ASTRO Boosts Llama 3’s Math Reasoning by Up to 20% Through Post-Training
–
A new method has lifted the math skills of Llama-3.1-70B-Instruct by teaching search-like thinking, self-review, and backtracking. Developed by teams at Meta AI and the University of Washington, this framework called ASTRO (Autoregressive Search-Taught Reasoner) builds on a post-training process that grants LLMs a search mindset.
- MATH 500: 65.8 % → 81.8 %
- AMC 2023: 37.5 % → 64.4 %
- AIME 2024: 10.0 % → 30.0 %
The core of ASTRO is a Monte Carlo Tree Search that tracks every reasoning turn, right or wrong. In practice, the MCTS stage sifts through tens of thousands of reasoning branches, tagging each node as correct or incorrect. A technique called procedure cloning then flattens these trees into long chain-of-thought demonstrations embedding failed attempts and recoveries. These sequences get rewritten as natural-language CoT examples for supervised fine-tuning.
That process produces a model that does more than walk through steps; it reflects on each move, and when its confidence falls, it may say “I need to revisit that equation setup” before backtracking.
In the first stage, Llama-3.1-70B-Instruct was fine-tuned on 36.1 K CoT records from MATH, AMC/AIME and AoPS-style problems. The SFT version achieved:
- MATH 500: 69.6 %
- AMC 2023: 51.9 %
- AIME 2024: 16.3 %
Those figures compete with or exceed baseline and SPOC/Step-KTO variants that lack explicit search guidance. At the same time, the lift holds across tasks of different difficulty, from simple algebra questions to contest-level challenges. In fact, SFT alone gave a clear performance boost by exposing the model to reasoning traces that include search patterns.
The next phase uses reinforcement learning beginning from the SFT checkpoint. A custom Group Relative Policy Optimization loop applied simple reward feedback (+1 for correct, –1 for wrong) across 8.7 K moderately tough prompts. CoT outputs grew deeper over training, stretching from roughly 1.8 K to 6 K tokens per sample, which reflects a more thorough internal probe.
The final ASTRO-RL agent posted these scores:
- MATH 500: 81.8 %
- AMC 2023: 64.4 %
- AIME 2024: 30.0 %
These outcomes match or surpass models with higher parameter counts and highlight the value of a search-aware starting point.
Analyses also show a strong link between how often the model backtracks and its accuracy. As training matured, ASTRO-RL carried out more self-checks and deeper exploration. Pearson correlations on all benchmarks rose above 0.8, signaling that self-review and step reversal drive better results.
In side-by-side trials, models trained on direct CoT logs without search priors trailed ASTRO at each test. For example, ASTRO-RL outperformed Direct-RL by:
- 2 % on MATH 500
- 3.9 % on AMC 2023
- 2.9 % on AIME 2024
Outputs can be drawn as directed graphs, where each node marks a reasoning step and arrows show moves, reflections or corrections. Researchers can inspect these diagrams to track each step, spot common pitfalls and guide further tuning.

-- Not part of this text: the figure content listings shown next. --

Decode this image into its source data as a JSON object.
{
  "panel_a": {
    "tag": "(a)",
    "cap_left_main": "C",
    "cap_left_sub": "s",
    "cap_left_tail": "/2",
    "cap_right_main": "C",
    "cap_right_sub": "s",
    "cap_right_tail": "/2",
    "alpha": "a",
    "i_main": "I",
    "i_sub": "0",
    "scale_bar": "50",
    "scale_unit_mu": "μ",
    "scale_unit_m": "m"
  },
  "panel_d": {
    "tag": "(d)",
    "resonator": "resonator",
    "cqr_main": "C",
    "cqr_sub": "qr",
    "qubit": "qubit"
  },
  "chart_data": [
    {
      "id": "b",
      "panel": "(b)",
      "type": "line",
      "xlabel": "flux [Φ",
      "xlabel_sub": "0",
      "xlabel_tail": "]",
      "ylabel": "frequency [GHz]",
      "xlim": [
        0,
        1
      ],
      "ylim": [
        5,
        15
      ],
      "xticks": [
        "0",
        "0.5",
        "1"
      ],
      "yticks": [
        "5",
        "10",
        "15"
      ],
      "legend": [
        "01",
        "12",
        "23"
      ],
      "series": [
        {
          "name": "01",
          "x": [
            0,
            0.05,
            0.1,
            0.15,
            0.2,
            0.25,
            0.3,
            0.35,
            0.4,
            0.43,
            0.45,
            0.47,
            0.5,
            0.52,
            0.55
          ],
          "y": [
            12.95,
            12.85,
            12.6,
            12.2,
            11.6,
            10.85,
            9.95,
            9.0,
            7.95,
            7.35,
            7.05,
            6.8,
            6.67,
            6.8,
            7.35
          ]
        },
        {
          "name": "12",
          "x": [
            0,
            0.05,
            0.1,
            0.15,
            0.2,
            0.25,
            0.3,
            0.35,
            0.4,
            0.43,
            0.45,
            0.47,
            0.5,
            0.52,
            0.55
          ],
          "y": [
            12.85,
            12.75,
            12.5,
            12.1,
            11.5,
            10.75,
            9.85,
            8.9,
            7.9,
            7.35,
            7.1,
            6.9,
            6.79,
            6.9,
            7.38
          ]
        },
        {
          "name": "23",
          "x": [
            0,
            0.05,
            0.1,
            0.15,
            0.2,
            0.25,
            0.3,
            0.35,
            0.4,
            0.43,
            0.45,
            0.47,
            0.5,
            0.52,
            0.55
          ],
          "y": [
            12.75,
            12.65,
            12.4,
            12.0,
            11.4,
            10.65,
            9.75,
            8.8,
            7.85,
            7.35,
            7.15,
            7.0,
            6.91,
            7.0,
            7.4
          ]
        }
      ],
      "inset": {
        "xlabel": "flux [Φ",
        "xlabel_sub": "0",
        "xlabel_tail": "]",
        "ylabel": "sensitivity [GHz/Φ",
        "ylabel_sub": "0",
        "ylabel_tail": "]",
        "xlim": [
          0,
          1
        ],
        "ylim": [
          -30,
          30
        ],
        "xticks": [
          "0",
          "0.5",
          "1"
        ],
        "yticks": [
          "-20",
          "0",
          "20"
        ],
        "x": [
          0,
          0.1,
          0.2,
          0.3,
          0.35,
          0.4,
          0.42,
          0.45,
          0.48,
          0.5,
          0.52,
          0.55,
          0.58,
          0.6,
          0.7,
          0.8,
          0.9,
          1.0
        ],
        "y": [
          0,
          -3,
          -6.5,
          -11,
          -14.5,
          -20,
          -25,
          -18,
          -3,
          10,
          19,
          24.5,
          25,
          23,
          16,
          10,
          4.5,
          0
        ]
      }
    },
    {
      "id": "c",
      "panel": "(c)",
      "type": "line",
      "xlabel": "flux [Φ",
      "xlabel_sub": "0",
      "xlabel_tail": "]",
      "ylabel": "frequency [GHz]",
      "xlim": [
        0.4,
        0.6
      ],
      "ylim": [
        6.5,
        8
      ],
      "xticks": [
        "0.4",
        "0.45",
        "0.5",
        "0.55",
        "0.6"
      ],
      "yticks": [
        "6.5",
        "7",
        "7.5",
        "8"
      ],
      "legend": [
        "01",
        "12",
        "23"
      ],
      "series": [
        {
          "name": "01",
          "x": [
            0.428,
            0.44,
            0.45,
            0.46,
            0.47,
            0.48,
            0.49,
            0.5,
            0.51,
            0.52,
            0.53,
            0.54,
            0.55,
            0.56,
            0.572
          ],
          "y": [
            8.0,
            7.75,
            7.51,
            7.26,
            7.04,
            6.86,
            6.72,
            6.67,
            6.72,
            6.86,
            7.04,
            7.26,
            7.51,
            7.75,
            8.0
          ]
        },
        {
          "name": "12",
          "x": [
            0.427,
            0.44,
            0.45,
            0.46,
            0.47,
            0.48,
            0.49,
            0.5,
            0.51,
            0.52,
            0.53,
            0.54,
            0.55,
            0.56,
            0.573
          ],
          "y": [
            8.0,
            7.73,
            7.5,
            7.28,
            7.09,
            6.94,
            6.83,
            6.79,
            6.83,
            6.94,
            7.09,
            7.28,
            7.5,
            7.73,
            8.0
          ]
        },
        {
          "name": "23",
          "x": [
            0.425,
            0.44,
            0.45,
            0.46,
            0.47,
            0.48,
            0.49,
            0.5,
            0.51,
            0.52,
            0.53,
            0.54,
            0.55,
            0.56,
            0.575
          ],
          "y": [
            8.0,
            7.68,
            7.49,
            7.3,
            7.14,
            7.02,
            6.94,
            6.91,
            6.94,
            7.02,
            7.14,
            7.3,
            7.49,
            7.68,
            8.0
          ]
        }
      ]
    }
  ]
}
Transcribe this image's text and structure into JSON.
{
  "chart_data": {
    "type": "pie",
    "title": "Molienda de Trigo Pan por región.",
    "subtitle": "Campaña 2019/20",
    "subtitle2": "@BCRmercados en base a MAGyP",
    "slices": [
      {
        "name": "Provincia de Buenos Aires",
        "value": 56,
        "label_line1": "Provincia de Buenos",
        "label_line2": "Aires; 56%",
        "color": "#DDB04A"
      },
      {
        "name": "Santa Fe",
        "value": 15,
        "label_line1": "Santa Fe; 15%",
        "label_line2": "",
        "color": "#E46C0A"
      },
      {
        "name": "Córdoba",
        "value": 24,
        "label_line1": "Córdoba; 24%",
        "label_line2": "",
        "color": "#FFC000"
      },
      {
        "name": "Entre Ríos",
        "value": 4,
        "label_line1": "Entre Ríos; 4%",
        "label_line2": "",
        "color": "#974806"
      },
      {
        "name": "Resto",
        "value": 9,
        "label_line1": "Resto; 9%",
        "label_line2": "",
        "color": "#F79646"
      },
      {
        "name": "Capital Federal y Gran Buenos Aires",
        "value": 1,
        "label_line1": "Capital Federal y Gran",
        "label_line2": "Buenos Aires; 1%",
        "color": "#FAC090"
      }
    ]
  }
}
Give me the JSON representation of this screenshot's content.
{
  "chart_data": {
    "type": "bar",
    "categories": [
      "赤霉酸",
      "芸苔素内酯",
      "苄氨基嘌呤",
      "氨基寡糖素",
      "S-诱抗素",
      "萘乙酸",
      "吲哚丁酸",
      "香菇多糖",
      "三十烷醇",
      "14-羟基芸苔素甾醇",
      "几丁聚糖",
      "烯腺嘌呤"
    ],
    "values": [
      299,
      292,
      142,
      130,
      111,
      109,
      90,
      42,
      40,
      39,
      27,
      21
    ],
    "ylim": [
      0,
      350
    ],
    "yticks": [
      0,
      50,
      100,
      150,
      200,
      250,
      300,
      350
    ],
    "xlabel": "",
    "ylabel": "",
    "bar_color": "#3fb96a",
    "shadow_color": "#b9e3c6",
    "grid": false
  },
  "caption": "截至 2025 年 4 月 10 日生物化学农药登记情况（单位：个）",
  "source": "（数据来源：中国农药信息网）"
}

ASTRO shows that open models can gain human-like reasoning power not by adding parameters or extending pretraining, but via guided post-training that mimics search procedures. Teaching a model to plan ahead, question its own logic and fix mistakes sets a new standard for fine-tuning large language models. Because ASTRO can use existing open models and off-the-shelf compute, teams beyond large labs could adopt this strategy for applications outside math, such as coding or logic puzzles.